Stavo sorseggiando il caffè, perso nei miei pensieri, quando una figura emerse dalla penombra. Sentii Jim avvicinarsi prima ancora di vederlo, con quel passo rilassato che riesce a mantenere anche quando è immerso in chissà quali riflessioni.
«Bevi senza invitarmi?» domandò con quel tono scherzoso che solo lui può tirare fuori alle ore più assurde della notte. Non potei fare a meno di ridere internamente. Tipico di Jim: sempre lì a fare battute anche quando le sue preoccupazioni si accumulano come macigni.
«Non credevo avessi bisogno di un invito per unirti» risposi, cercando di scuotermi dal torpore. Jim prese posto accanto a me, annusando la mia tazza come per scoprire se contenesse qualcosa di più interessante.
«Caffè?» chiese, perplesso, evidentemente deluso. «Speravo in un brandy sauriano.» ammise, restituendomi la tazza con un sorriso ironico.

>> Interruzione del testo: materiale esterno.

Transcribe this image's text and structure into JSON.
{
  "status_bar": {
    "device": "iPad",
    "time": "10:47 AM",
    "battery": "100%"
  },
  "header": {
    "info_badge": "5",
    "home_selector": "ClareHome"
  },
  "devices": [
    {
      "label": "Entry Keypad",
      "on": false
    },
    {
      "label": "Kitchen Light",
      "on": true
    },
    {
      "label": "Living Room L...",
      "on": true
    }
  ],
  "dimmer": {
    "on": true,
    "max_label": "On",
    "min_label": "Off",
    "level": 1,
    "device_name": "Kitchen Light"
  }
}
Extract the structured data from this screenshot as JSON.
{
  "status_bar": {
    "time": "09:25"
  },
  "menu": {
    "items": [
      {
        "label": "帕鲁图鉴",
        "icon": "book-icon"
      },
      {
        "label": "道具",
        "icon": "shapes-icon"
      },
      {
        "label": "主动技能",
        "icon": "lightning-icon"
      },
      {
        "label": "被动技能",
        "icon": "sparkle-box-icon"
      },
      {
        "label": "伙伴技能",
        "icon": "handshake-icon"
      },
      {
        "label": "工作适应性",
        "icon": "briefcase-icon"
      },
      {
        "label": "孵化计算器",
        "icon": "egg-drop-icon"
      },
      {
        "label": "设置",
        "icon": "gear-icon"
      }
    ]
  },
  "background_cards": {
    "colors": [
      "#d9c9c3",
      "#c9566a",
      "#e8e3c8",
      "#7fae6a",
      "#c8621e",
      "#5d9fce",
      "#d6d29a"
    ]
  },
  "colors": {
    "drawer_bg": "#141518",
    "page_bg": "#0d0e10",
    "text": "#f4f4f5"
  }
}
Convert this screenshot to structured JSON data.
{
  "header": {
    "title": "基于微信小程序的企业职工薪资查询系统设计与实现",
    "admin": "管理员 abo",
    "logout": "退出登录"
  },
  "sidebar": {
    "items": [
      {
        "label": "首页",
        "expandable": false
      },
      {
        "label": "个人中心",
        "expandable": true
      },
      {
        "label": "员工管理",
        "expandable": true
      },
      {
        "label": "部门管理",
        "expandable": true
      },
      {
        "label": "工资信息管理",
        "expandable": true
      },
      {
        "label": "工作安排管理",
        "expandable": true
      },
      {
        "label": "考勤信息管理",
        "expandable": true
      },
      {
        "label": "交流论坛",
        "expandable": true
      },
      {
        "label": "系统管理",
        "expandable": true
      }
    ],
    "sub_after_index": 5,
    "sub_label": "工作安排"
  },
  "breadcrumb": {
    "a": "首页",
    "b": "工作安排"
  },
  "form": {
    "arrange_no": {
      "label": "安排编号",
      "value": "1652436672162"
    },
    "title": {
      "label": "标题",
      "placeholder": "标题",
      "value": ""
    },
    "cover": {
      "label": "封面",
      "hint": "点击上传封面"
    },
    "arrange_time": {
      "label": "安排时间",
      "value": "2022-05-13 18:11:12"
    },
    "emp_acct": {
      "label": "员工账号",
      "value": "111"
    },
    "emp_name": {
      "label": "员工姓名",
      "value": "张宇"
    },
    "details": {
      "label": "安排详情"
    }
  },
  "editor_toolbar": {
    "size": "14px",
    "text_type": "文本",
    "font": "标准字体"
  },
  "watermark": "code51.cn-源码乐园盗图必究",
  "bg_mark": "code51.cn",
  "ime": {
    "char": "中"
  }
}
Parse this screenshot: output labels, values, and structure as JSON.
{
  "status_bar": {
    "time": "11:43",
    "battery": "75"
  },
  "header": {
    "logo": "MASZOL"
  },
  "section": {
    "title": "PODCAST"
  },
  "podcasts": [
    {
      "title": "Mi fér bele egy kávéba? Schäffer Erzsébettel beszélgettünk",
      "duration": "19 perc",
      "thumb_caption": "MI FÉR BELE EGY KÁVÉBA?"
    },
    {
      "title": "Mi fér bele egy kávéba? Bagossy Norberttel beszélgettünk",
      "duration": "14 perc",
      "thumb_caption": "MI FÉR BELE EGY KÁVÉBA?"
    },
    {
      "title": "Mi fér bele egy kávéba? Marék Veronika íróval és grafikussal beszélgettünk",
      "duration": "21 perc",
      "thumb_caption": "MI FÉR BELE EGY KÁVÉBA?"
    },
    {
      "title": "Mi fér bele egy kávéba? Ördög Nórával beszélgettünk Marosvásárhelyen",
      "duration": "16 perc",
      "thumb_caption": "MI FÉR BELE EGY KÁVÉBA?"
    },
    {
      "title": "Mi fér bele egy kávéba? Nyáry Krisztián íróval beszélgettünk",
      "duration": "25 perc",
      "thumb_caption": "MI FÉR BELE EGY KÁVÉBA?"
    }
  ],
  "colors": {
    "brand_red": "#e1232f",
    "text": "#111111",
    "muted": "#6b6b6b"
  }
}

«Se trovassi un brandy sauriano a quest’ora, non lo condivideresti nemmeno con me, ma se vuoi tiro fuori la bottiglia.» ribattei, lasciando intravedere un mezzo sorriso che non raggiunse del tutto i miei occhi.
Jim mi osservò per qualche istante in silenzio, con quella sua capacità quasi innata di capire quando qualcosa non va. «Hai l'aria di qualcuno che ha bisogno di un amico» disse con una nota di preoccupazione. Lo conoscevo troppo bene per ignorare la sincerità dietro quelle parole.
Non risposi subito, prendendo un sorso di caffè per guadagnare tempo e riflettere. Aveva ragione, ma non volevo ammetterlo. «Sono solo stanco, Jim» risposi, ma sapevo che non avrebbe accettato una risposta così semplice.
Sospirai e appoggiai la tazza sul tavolo. «È l’ambasciatore. Non riesco a capire cosa c’è che non va. Ho provato tutto, ogni esame, ogni analisi… e non riesco a trovare una dannata soluzione. E nel frattempo, tu sei qui a cercare di gestire una conferenza che sembra una bomba a orologeria. Tutto questo, tutto insieme… a volte è troppo, anche per noi.»
Non c’era bisogno di nascondermi dietro scuse con Jim. Lui sapeva cosa significava portare quel tipo di responsabilità sulle spalle. E sapevo che, nonostante il suo tono leggero, anche lui aveva i suoi fantasmi.
«Sai, a volte mi chiedo perché continuo a fare questo lavoro» continuai, più per liberarmi di quel pensiero che mi tormentava da un po’. «Ogni tanto mi sembra di essere solo uno che tiene in piedi la baracca, sperando che non crolli tutto da un momento all’altro.» Guardai Jim negli occhi, cercando un po’ di conforto, anche se sapevo che la risposta l’avrei dovuta trovare da solo.